И разговор сестер смолк.
Я слушал и злился. Злился и хотел проучить эту женщину. Но как проучить, в этот момент я не давал себе отчета.
Я стал реже спускаться вниз. Когда Елена Александровна приглашала меня «поскучать вместе», я отговаривался спешной работой, которую будто бы должен приготовить для Остроумова. Рязанова пристально взглядывала на меня, точно изумляясь моему стоицизму. Ей хотелось продолжать шалить, а я настойчиво уклонялся. Она стала капризна и раздражительна. Очевидно, ей было скучно. Целую неделю я выдержал добровольное затворничество, и когда Рязанова, недоверчиво улыбаясь, спрашивала: «А вы все работаете?» — я отвечал, что «все работаю».
Однажды после обеда Марья Александровна с Верочкой и мисс Купер собрались на озеро смотреть рыбную ловлю. Звали Рязанову, но она сказала, что поедет кататься верхом, и приказала седлать Орлика.
— С кем же ты поедешь, Helene? Андрей болен.
— С кем? — переспросила она и прибавила: — Петр Антонович меня проводит.
Марья Александровна с укором взглянула на сестру. Действительно, тон Рязановой был небрежен и резок.

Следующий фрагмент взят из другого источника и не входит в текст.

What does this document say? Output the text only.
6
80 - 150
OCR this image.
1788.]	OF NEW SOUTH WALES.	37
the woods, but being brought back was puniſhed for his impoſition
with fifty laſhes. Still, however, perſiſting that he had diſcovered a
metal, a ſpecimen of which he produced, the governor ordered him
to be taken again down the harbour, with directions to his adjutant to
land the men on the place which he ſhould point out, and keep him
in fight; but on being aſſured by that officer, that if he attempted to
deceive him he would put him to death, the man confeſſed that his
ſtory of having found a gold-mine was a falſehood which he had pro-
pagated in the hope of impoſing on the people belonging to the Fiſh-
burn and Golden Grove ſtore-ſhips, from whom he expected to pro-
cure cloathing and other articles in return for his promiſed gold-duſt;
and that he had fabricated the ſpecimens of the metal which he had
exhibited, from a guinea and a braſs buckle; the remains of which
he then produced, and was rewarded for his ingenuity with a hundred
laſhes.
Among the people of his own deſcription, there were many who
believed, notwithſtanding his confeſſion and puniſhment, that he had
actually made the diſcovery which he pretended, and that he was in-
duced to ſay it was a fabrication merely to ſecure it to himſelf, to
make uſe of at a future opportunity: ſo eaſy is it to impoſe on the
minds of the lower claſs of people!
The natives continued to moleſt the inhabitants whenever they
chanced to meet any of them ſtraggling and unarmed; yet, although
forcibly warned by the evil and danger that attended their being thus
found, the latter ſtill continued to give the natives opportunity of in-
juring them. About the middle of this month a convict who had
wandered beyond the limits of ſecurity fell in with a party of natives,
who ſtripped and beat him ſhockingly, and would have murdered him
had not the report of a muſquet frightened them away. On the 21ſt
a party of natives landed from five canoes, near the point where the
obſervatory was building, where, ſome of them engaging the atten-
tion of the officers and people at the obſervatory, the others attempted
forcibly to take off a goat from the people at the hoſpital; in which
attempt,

— Но, быть может, Петр Антонович не может. Он кончает работу…
— Он, верно, кончил! — проговорила Рязанова. — Хотите провожать меня? — повернулась она вдруг ко мне, окидывая быстрым ласковым взглядом, резко отличавшимся от небрежного тона ее слов.
— С большим удовольствием!
Марья Александровна пожала плечами, видя, как безропотно я согласился, а Верочка и Володя даже сердито взглянули, изумляясь покорности и безответности перед этим небрежным приказанием.
Рязанова взглянула на сестру с усмешкой, точно хотела сказать: «Видишь, какой он послушный!»
Марья Александровна с детьми уехала на озеро, а мы выехали на дорогу и тотчас же свернули в лес, большой густой лес, тянувшийся верст на пятнадцать.
Сперва мы ехали шагом, молча. Елена Александровна была серьезна. Я искоса взглядывал на барыню: она была очень хороша в амазонке; высокая шляпа, надетая набекрень, удивительно шла к ней. Стройная, изящная, красивая, блестевшая под лучами солнца, она прекрасно сидела на красивом коне и точно чувствовала, что ею любуются.
— Ну, не отставайте от меня! — проговорила она, подтянула поводья, взмахнула хлыстиком, пустила лошадь рысью, потом в галоп и понеслась по лесу.
Мы скакали по лесной дороге, среди густой чащи деревьев, сквозь которую едва пробивалось солнце. В лесу было свежо и несло смолистым ароматом. Рязанова неслась впереди как бешеная, подгоняя лошадь хлыстом, когда Орлик уменьшал бег. Я едва поспевал за ней; в моих глазах мелькал только развевавшийся длинный вуаль. Мы углублялись все дальше и дальше в чащу, а Рязанова все неслась как сумасшедшая… Наконец я стал отставать. Она обернулась назад, взмахнула хлыстом и скрылась из моих глаз…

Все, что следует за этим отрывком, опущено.